Excel BI - Excel Challenge 755

excel-challenges
excel-formulas
🔰 List an alphabet if it gets repeated and list the cities beneath them where these alphabets get repeated.
Published

March 24, 2026

Illustration for Excel BI - Excel Challenge 755

Challenge Description

🔰 List an alphabet if it gets repeated and list the cities beneath them where these alphabets get repeated. Sort the header as well as entries beneath them.

Solutions

library(tidyverse)
library(readxl)

path = "Excel/700-799/755/755 Character more than once in a string.xlsx"
input = read_excel(path, range = "A2:A10")
test  = read_excel(path, range = "C2:G5")

result = input %>%
  mutate(char = str_split(str_to_lower(Cities), "")) %>%
  unnest(char) %>%
  mutate(rep_char = n(), .by = c(Cities, char)) %>%
  filter(rep_char > 1) %>%
  unique() %>%
  arrange(char, Cities) %>%
  select(-rep_char) %>%
  mutate(rn = row_number(), .by = char) %>%
  pivot_wider(names_from = char, values_from = Cities) %>%
  select(-rn)

all.equal(result, test)
# > TRUE
  • Logic: Read the workbook ranges needed for the challenge; Derive the required intermediate columns; Parse the packed text or string structure; Aggregate or rank the data at the required grouping level.
  • Strengths: The reshaping step mirrors the workbook output closely instead of forcing extra post-processing.
  • Areas for Improvement: The solution assumes the workbook layout and selected ranges remain stable, so any structural change in the sheet would require small adjustments.
  • Gem: The last reshape turns a raw transformation into something that already looks like a report.
import pandas as pd

path = "700-799/755/755 Character more than once in a string.xlsx"
input = pd.read_excel(path, usecols="A", skiprows=1, nrows=9)
test = pd.read_excel(path, usecols="C:G", skiprows=1, nrows=3)

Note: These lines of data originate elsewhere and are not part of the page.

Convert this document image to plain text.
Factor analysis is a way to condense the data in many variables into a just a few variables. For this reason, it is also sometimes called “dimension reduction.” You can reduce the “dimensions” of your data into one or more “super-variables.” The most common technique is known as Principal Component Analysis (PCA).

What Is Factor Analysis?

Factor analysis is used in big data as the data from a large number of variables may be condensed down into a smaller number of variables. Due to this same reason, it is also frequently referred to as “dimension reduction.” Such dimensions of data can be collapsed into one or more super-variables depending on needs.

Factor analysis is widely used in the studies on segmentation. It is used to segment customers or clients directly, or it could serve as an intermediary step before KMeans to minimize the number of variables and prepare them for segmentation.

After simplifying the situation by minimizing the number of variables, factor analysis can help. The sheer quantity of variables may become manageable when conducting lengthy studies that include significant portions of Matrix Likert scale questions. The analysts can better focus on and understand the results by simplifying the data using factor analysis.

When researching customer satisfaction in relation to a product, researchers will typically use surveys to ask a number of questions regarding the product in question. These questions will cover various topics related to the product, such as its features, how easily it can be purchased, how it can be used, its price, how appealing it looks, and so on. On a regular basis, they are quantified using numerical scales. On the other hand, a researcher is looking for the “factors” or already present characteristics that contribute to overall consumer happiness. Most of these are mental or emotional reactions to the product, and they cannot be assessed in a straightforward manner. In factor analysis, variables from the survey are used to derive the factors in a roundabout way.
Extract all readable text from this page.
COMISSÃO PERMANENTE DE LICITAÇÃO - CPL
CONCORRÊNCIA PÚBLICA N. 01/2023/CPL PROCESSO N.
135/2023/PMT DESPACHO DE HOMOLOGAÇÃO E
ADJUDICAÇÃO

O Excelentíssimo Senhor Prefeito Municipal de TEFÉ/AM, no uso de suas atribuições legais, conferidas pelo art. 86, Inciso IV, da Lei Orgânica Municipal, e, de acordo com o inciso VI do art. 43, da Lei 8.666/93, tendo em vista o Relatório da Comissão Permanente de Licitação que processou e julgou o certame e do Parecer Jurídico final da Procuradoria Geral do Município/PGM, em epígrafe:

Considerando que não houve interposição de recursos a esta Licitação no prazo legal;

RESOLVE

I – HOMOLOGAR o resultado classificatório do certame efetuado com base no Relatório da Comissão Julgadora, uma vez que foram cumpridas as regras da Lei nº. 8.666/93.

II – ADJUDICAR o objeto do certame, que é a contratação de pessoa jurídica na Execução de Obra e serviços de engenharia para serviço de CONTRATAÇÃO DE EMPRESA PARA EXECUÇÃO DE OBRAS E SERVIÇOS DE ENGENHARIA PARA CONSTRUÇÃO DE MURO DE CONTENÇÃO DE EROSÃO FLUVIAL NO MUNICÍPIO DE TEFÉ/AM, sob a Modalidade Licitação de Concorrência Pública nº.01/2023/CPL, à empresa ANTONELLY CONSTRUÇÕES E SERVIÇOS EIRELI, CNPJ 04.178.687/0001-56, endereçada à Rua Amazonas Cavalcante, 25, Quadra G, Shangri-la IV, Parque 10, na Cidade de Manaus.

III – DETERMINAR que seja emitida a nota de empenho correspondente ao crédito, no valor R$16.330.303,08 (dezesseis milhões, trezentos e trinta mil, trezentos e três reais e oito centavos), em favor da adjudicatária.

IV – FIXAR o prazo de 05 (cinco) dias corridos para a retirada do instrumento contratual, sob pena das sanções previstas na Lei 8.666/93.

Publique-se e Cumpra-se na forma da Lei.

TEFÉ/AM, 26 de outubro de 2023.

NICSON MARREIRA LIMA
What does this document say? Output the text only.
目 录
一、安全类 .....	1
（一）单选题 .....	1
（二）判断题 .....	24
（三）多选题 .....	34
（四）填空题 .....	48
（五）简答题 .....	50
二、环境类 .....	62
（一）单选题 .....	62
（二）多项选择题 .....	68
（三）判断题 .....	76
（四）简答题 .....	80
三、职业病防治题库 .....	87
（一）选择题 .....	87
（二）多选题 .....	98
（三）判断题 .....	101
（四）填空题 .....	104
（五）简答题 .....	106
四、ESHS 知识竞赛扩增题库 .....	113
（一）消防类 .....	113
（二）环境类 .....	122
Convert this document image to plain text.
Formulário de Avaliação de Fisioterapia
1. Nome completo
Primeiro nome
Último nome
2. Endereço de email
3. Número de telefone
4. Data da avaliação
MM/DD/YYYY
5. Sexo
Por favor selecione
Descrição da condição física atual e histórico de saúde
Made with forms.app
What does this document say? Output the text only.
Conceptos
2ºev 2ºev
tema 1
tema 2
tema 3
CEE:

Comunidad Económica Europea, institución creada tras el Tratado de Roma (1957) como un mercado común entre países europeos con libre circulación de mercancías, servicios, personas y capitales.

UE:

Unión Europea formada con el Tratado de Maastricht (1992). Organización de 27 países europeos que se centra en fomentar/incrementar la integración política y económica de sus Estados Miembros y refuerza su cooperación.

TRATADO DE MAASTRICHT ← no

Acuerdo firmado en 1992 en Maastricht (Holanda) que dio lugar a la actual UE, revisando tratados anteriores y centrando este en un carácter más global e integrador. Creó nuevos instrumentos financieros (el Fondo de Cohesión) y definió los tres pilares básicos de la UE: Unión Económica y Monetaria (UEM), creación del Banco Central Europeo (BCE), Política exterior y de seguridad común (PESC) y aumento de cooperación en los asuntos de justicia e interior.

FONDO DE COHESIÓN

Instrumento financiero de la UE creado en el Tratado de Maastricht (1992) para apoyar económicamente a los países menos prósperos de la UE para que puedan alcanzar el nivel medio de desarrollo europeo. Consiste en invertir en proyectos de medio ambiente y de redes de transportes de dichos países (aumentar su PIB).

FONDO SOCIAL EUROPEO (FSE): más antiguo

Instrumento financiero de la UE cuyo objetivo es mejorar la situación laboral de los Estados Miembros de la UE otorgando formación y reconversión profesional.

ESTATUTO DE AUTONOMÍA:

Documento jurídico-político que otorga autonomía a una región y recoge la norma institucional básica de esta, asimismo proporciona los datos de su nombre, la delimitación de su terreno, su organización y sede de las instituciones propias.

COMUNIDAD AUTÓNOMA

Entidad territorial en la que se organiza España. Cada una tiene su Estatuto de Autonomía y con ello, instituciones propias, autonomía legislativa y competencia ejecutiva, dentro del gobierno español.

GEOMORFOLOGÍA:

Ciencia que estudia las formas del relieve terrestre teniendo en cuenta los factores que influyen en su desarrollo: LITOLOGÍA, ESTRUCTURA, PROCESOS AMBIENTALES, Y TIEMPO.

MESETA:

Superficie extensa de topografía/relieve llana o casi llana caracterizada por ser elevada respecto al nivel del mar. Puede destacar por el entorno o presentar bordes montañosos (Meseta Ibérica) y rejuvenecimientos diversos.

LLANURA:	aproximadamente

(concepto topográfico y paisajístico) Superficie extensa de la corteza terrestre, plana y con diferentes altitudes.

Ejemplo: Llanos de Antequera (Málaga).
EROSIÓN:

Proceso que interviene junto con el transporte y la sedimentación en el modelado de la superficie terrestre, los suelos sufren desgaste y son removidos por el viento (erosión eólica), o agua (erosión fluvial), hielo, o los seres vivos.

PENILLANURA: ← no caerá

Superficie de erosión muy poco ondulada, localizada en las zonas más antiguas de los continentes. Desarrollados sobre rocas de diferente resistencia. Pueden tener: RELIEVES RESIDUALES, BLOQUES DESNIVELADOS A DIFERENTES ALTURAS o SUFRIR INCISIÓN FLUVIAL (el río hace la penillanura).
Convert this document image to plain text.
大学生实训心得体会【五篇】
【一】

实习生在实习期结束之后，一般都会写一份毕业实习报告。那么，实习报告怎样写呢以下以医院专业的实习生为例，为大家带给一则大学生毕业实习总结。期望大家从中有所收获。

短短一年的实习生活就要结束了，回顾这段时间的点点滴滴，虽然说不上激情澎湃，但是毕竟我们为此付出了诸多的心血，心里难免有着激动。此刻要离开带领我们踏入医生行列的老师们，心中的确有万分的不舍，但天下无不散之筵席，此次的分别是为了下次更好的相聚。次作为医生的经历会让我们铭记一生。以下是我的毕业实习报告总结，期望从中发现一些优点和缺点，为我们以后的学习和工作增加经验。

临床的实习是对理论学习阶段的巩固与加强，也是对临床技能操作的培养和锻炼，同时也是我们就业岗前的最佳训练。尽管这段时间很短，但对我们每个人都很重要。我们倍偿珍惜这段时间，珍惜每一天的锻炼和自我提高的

input.columns = ['Cities']
df = (
    input.assign(char=lambda d: d['Cities'].str.lower().str.split(''))
    .explode('char')
    .query("char != ''")
)
df = df[df.duplicated(['Cities', 'char'], keep=False)]
df = df.drop_duplicates(['Cities', 'char']).sort_values(['char', 'Cities'])
df['rn'] = df.groupby('char').cumcount() + 1
result = df.pivot(index='rn', columns='char', values='Cities').reset_index(drop=True)
result.columns.name = None

print(result.equals(test))

The Python version follows the same grouped logic and keeps the transformation explicit in a dataframe pipeline.

Difficulty Level

Medium

The individual steps are manageable, but the correct transformation pattern is not obvious from the raw data.